WIRED magazine started all kinds of ruckus earlier this year when it declared that The Web Is Dead. “Yeah, yeah, OK,” I thought, as I read the article on the WIRED website. GTFOH. But something weird happened – I started to agree with those crazy guys. Actually, agree isn’t quite right. Instead, I’m realizing that the web isn’t dead, but our proverbial kids will probably not mess with it everyday like we do. In other words, it might be a generation away from being a virtual wasteland.
My change of heart happened last Wednesday when the great J.K. Rowling unleashed Pottermore, the website that is all things Harry Potter. It will have interactive environments, cool scenes, and other nerdy goodies. The problem?
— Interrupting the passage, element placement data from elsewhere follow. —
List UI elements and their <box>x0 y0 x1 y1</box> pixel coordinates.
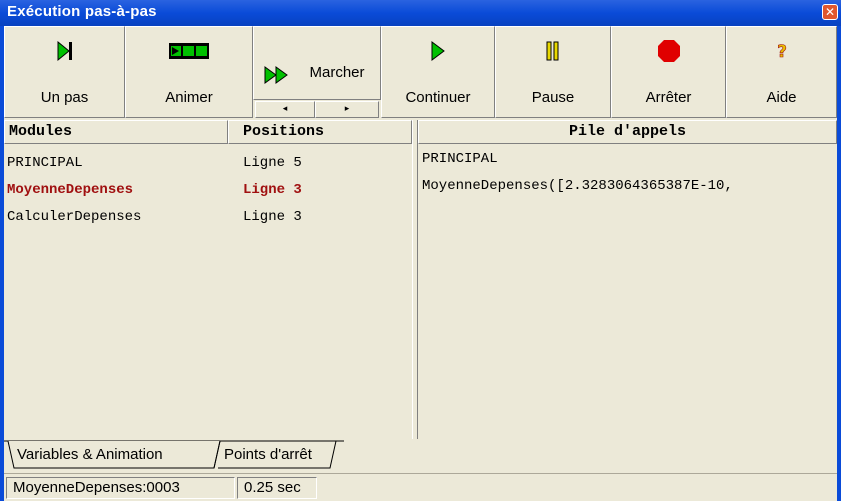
pause-button[interactable]: Pause <box>495 26 611 118</box>
module-position[interactable]: Ligne 3 <box>243 177 302 203</box>
film-icon <box>126 39 252 63</box>
window-title: Exécution pas-à-pas <box>7 3 157 20</box>
tab-variables-animation[interactable]: Variables & Animation <box>17 442 163 468</box>
stop-icon <box>612 39 725 63</box>
toolbar: Un pas Animer Marcher ◂ ▸ Continuer Paus… <box>4 26 837 118</box>
module-position[interactable]: Ligne 5 <box>243 150 302 176</box>
module-name[interactable]: PRINCIPAL <box>7 150 83 176</box>
fast-forward-icon <box>264 66 288 84</box>
step-icon <box>5 39 124 63</box>
modules-panel: Modules Positions PRINCIPAL Ligne 5 Moyenn… <box>4 120 412 439</box>
walk-slower-button[interactable]: ◂ <box>255 101 315 118</box>
window-border-right <box>837 26 841 501</box>
continue-button[interactable]: Continuer <box>381 26 495 118</box>
pause-label: Pause <box>531 89 575 106</box>
animate-button[interactable]: Animer <box>125 26 253 118</box>
status-bar: MoyenneDepenses:0003 0.25 sec <box>4 473 837 502</box>
help-button[interactable]: ? Aide <box>726 26 837 118</box>
play-icon <box>382 39 494 63</box>
modules-header[interactable]: Modules <box>4 120 228 144</box>
walk-button[interactable]: Marcher <box>253 26 381 100</box>
walk-group: Marcher ◂ ▸ <box>253 26 381 118</box>
title-bar[interactable]: Exécution pas-à-pas ✕ <box>0 0 841 26</box>
help-label: Aide <box>766 89 797 106</box>
stop-button[interactable]: Arrêter <box>611 26 726 118</box>
callstack-header[interactable]: Pile d'appels <box>418 120 837 144</box>
svg-text:?: ? <box>777 42 787 62</box>
module-name[interactable]: CalculerDepenses <box>7 204 141 230</box>
stop-label: Arrêter <box>645 89 692 106</box>
tab-breakpoints[interactable]: Points d'arrêt <box>224 442 312 468</box>
help-icon: ? <box>727 39 836 63</box>
status-position: MoyenneDepenses:0003 <box>6 477 235 499</box>
status-time: 0.25 sec <box>237 477 317 499</box>
debugger-window: Exécution pas-à-pas ✕ Un pas Animer Marc… <box>0 0 841 501</box>
continue-label: Continuer <box>405 89 471 106</box>
step-button[interactable]: Un pas <box>4 26 125 118</box>
callstack-entry[interactable]: PRINCIPAL <box>422 146 498 172</box>
walk-label: Marcher <box>309 64 365 81</box>
close-icon[interactable]: ✕ <box>822 4 838 20</box>
animate-label: Animer <box>165 89 213 106</box>
module-position[interactable]: Ligne 3 <box>243 204 302 230</box>
positions-header[interactable]: Positions <box>228 120 412 144</box>
callstack-entry[interactable]: MoyenneDepenses([2.3283064365387E-10, <box>422 173 733 199</box>
module-name[interactable]: MoyenneDepenses <box>7 177 133 203</box>
callstack-panel: Pile d'appels PRINCIPAL MoyenneDepenses([… <box>418 120 837 439</box>
step-label: Un pas <box>40 89 89 106</box>
walk-faster-button[interactable]: ▸ <box>315 101 379 118</box>
pause-icon <box>496 39 610 63</box>
tab-bar: Variables & Animation Points d'arrêt <box>4 440 837 472</box>
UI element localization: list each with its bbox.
Based on the announcement, it will all have to be accessed through the Pottermore website. No apps. No stand-alone games. The only thing outside of the website are text-based ebooks. Like I said on my CBS daily blog, I’m disappointed that this potentially awesome interactive experience will be stuck in a web browser requiring an Internet connection. It feels like Pottermore is built for a pre-tablet 2009. I want Hogwarts in my pocket! I then realized that we all are getting used to having interactive experiences in our hands – accessible at all times.
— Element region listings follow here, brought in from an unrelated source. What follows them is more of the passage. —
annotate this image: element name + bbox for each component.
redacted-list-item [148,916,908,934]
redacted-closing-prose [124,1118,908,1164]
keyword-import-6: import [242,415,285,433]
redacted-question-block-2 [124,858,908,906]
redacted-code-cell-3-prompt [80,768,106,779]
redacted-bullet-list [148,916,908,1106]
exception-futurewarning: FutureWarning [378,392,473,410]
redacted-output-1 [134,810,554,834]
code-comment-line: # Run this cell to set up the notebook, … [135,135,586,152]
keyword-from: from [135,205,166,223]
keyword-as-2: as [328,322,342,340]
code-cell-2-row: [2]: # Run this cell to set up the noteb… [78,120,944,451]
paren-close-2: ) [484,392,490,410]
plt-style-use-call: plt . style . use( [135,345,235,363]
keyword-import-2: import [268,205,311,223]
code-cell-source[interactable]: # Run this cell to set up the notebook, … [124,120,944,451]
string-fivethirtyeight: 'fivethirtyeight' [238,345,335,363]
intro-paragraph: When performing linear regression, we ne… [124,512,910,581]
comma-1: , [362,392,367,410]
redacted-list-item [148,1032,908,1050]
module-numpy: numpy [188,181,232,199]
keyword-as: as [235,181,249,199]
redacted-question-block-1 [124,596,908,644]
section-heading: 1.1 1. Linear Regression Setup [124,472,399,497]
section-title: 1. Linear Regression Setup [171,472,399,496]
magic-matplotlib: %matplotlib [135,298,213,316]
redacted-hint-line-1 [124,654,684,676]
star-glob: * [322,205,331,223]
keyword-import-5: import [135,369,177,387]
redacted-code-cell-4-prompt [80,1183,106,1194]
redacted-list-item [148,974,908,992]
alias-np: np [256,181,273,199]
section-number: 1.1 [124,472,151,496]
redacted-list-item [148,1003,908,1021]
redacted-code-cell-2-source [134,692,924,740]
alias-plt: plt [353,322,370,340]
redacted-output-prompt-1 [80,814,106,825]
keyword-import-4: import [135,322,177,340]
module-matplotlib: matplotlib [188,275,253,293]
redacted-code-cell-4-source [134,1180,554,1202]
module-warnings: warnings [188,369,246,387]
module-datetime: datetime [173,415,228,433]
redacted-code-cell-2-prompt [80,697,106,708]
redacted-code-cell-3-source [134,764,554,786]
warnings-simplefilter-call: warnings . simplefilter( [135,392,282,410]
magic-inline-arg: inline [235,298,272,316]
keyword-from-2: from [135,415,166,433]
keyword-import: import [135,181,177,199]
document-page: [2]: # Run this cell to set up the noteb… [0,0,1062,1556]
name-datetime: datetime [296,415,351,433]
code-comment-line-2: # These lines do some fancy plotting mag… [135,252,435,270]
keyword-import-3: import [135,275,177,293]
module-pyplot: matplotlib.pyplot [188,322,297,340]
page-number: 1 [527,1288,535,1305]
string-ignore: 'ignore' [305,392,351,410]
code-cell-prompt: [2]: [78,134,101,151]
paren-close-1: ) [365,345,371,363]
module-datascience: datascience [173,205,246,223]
I’m not an expert on the web by any means, but I do know publishing, and this reminds me a hell of a lot of the magazine world. Back in the day, like, you know, the ‘80s, general interest magazines thrived on the newsstands: Life, The Saturday Evening Post, Readers’ Digest, etc. By the time the Reagan Era ended, magazines became more specialized and focused, and general interest pubs either were closed (Life, the Post) or in financial decay (Digest). Few broad-audience pubs survived. Why? We’re all about personalization now, whether it is creating an iPod playlist instead of letting a radio DJ control our tunes to our TiVo learning our favorite programs rather than blindly following the TV schedule.
And what is the web? A messy, duplicitous, and confusing newsstand. We depend on RRS feeds, favorite blogs, and, of course, friends to steer us to the right, most useful information. Apps are popular because they are usually online-independent, they are portable, and they are focused. If an app is done well, we have a clean, uninterrupted, and tailored experience. The iPhone and its ilk made apps more commonplace, but we would have found another way to streamline the wild wild web experience with or without the mobile revolution.
Lest you think I’m nuts, we now actually have the stats to back up our app cravings, too. According to the analytics firm Flurry, for the first time we are spending more minutes daily using mobile apps than surfing the web: 81 minutes in apps versus 74 minutes in a browser. Compare this to a year ago when we only spent 43 minutes in apps versus 64 minutes on the web.
This is why Facebook, Skype, and other browser-based tools will be announcing better-than-web tablet apps this summer. This is also why, for the next generation, the Internet will be like a paper magazine: Something you go to when the app version isn’t available. Word to my digital The New Yorker subscription.